Thanksgiving Dinner Prayers
2015 brings many things to the Thanksgiving table, as it were. The Matriarchs usually set the tone as what goes on at the Thanksgiving table, but things like the prayer for the meal now sounds quite different than it used to. It sounds like American Idol auditions;
Little 4-year-old Susie – Dear Lowd,
25-year-old Agnostic Trent – (Gives his own commentary throughout the prayer “tryouts”, and begins with a raspberry)
Sophie – Trent, please. Continue, Susie.
Susie – Pwease bwess the food and Aunt Sophie, and remember I’ve been a good gowl this yeaw. I want an Ipad and a Bawbie aiwpwane.
Trent – (snickers) Santa god, priceless.
Sophie – Who’s next?
The 15-year-old self-proclaimed rapper, Lil Player – Yo, Big G, this is Lil Player. A shout out to Sophie…
Trent – Wow…
Sophie – Praise the Lord :softly: I think, continue.

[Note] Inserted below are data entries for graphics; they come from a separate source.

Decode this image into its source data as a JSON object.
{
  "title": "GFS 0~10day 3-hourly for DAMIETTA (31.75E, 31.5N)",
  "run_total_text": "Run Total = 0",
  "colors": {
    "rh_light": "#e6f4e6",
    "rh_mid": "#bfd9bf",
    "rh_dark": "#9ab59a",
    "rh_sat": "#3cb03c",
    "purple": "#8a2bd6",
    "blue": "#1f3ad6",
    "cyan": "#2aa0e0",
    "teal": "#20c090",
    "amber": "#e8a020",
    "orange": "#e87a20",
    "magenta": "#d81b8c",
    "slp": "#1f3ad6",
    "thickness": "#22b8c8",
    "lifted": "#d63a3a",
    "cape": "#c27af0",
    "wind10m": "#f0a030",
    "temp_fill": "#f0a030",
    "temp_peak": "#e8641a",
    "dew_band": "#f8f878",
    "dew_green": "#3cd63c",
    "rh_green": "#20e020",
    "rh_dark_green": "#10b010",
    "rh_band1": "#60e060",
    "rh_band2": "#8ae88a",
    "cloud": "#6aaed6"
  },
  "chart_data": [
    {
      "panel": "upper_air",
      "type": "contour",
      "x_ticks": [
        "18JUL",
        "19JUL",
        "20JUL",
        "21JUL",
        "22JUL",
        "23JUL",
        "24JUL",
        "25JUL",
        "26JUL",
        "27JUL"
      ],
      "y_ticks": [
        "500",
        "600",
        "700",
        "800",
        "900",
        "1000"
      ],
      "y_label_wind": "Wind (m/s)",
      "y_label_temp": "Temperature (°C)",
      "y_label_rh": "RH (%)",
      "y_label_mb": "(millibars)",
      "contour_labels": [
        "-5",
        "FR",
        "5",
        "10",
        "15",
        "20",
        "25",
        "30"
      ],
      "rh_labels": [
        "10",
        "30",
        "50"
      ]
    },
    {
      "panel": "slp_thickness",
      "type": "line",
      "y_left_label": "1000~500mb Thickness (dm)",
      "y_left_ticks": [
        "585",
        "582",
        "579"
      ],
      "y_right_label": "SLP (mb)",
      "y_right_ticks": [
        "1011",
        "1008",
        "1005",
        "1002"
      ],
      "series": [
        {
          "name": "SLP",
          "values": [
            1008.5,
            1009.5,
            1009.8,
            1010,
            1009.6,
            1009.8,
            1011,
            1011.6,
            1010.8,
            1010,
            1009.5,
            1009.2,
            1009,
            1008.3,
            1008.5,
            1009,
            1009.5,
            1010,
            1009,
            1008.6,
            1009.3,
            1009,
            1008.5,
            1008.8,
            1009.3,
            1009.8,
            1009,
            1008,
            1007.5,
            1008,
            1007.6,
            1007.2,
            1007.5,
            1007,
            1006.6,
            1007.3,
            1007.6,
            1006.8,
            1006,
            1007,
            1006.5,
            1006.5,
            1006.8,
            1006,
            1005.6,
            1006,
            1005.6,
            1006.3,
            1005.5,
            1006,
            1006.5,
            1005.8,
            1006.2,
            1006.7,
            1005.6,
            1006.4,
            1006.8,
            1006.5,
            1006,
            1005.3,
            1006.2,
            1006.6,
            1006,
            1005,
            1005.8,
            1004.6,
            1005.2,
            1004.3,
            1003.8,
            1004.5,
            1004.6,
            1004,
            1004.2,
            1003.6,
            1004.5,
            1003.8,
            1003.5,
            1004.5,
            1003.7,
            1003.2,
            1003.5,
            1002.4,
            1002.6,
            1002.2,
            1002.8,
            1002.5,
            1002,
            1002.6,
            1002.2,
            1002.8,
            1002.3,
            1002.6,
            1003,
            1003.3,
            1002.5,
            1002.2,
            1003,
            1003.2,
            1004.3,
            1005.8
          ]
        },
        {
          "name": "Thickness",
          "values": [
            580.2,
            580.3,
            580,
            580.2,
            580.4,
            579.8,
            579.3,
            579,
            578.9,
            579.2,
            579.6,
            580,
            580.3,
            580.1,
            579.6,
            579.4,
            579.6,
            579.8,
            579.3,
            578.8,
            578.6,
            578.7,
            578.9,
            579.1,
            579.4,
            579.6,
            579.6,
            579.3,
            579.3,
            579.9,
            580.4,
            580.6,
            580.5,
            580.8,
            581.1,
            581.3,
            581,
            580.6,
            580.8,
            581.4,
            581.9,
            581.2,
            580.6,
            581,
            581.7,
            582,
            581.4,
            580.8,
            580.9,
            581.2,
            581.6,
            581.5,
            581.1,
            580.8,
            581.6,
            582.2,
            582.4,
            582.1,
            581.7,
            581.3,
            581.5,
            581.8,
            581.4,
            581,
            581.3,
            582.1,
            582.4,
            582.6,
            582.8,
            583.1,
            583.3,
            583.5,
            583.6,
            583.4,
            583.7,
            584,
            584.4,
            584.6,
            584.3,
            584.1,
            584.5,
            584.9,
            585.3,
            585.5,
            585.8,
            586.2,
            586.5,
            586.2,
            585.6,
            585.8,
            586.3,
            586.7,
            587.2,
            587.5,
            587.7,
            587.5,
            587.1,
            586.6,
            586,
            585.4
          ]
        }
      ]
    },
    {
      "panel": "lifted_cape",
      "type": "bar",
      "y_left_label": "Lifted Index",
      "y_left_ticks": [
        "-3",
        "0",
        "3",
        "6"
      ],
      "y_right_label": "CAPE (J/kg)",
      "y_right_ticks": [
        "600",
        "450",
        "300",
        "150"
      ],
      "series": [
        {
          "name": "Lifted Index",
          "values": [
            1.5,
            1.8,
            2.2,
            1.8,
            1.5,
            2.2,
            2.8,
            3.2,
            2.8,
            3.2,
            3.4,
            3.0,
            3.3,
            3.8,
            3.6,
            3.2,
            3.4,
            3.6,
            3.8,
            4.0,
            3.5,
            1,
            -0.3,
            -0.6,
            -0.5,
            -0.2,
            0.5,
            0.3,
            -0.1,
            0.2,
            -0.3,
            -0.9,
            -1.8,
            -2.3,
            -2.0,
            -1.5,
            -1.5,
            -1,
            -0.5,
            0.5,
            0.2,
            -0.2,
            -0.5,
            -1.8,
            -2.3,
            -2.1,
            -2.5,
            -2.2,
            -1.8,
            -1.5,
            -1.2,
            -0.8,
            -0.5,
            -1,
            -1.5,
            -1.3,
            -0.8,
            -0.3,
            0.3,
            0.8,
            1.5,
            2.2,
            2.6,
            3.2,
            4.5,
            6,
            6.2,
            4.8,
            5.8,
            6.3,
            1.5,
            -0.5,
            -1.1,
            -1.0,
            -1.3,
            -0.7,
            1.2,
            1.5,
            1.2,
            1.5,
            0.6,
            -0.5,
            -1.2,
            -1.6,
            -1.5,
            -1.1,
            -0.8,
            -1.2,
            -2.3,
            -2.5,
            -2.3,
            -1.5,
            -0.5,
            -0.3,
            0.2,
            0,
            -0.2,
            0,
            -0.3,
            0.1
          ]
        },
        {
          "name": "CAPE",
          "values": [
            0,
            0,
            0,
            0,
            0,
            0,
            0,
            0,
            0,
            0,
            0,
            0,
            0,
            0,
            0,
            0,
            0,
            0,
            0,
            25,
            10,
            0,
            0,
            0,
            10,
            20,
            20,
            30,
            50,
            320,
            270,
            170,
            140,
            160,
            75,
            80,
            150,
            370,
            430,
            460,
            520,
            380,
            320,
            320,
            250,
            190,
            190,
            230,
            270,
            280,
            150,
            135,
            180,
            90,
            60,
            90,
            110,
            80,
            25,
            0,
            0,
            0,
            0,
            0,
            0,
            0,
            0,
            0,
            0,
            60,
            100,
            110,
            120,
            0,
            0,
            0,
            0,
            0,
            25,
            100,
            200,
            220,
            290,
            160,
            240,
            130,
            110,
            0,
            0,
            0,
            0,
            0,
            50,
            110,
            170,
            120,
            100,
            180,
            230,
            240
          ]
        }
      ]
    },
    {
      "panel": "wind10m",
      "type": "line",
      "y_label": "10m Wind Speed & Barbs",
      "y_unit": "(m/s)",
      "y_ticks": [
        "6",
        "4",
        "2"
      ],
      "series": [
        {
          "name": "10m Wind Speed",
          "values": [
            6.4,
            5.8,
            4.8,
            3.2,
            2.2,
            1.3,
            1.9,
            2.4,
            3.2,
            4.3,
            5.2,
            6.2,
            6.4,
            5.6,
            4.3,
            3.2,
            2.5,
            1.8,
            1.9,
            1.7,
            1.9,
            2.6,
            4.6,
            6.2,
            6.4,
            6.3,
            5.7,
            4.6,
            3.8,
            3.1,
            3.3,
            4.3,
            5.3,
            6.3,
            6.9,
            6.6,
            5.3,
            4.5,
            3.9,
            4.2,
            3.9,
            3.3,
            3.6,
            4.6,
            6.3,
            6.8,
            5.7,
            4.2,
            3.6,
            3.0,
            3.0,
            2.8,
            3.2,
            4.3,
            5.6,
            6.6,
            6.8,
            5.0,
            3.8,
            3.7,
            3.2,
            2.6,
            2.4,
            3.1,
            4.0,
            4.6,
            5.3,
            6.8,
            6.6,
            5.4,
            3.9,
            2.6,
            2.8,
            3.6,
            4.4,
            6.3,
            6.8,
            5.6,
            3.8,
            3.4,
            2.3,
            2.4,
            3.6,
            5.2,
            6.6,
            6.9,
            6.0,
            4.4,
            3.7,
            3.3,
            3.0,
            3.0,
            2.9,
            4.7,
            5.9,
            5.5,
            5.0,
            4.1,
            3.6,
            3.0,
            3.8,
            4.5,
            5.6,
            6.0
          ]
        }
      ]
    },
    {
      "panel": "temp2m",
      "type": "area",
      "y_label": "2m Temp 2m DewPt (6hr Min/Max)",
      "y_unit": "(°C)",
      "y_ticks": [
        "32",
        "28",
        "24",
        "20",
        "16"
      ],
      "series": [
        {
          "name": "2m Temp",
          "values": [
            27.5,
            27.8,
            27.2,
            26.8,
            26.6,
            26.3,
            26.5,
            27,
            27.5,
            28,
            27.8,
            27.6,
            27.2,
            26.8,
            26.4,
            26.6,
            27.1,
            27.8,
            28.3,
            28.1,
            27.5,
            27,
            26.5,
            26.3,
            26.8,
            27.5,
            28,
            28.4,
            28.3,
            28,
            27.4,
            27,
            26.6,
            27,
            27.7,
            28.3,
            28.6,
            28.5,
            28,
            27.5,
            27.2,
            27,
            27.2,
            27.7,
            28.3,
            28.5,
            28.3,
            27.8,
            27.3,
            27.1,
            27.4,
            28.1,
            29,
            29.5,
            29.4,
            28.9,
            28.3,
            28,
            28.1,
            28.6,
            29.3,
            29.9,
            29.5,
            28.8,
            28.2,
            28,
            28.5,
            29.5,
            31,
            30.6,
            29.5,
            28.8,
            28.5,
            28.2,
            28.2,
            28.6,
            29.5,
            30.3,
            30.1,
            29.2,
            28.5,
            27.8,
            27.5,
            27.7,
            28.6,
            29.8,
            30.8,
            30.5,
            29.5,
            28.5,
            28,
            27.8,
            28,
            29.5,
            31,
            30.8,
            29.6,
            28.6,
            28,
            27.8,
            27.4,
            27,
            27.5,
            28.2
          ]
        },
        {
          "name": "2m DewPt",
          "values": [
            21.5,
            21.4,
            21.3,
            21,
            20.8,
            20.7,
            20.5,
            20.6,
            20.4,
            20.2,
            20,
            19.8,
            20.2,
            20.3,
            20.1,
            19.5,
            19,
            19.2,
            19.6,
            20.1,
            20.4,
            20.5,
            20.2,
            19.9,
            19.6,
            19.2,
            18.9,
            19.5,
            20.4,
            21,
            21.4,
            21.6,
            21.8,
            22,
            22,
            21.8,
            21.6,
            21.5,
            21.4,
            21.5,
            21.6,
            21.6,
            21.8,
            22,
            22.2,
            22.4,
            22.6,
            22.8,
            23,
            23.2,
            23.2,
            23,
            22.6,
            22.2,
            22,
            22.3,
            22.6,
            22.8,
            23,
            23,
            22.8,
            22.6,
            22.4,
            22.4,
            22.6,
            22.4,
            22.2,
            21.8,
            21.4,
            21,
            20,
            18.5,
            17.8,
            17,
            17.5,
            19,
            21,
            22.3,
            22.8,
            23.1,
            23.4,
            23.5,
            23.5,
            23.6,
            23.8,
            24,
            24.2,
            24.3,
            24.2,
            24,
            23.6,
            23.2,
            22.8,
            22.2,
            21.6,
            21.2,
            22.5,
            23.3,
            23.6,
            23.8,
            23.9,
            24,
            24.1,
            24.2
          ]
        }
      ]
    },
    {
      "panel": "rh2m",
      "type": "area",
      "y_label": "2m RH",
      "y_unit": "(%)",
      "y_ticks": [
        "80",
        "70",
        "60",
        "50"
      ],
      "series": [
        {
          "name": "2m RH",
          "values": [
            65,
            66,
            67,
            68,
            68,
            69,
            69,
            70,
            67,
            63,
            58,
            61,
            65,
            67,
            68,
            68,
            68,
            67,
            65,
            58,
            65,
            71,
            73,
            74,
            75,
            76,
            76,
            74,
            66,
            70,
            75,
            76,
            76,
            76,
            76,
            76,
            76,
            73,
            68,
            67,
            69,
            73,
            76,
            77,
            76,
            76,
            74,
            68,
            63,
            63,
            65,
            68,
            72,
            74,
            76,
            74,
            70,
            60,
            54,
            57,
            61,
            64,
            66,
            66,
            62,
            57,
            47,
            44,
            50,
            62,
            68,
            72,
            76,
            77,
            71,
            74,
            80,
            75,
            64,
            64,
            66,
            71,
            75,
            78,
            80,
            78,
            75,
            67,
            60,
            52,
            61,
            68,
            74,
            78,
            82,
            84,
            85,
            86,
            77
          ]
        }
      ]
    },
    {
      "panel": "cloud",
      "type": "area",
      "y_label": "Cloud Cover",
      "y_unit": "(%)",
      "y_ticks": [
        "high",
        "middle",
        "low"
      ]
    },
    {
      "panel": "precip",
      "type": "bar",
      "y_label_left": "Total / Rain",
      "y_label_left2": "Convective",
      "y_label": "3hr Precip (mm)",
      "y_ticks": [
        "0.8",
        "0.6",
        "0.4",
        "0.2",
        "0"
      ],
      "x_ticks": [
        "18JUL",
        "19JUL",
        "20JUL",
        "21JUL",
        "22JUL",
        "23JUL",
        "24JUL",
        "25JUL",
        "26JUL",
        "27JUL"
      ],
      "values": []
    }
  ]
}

Lil Player – and Yo Big G, Bless all the righteous food we have here and a shout out to all my ladies. Make em multiply, Big G like you did with the loaves and the fishes, and make one of them look like Selena Gomez. You do that for me, Big G and I’ll write a rap about you. This is Lil Player. Peace Out and Amens.
Sophie – Those were interesting prayers, I think I’ll pray now. Dear Lord, Bless the souls around the table of this Thanksgiving feast. We have much to be thankful for this year…
Trent – Here we go…
Sophie – Thank you for my wonderful family, even though many have strayed from the church, since this is such a worthy prayer, we’ll count this meal as a church service for them. So, thou can mark it down for them…
Trent – Not me (Rasberry).
Sophie – May you bless us with a Republican president that will build a border wall with scriptures on it that doesn’t raise our taxes. And we all said – even the Agnostics – Amen.
Trent – (Raspberry)
I could go on, but I’ll be you have stories to add to the comments below, right?
Thanksgiving Dinner – In Conclusion
We’ve had some crazy fun with this, but seriously – your family is special. They aren’t perfect, but they are your family. Take some time during the holidays to remember the good times and the things that people different than you bring into your life (especially family). Treasure what you have (even family), because one day they won’t be there. Family dynamics aren’t always optimal, either. I get that, but I hope you have friends that are like family. Treasure and enjoy today and what you have today.
Whatever you’ve got, be thankful for that. Tell them you love them. Enjoy the holidays as best as you can.
If not, start a blog. 😉
Note: This is written as faction – part fact, part fiction. Only I know which part is fact and which is fiction, so don’t worry if it’s about you or not (Family and Friends), just read and laugh.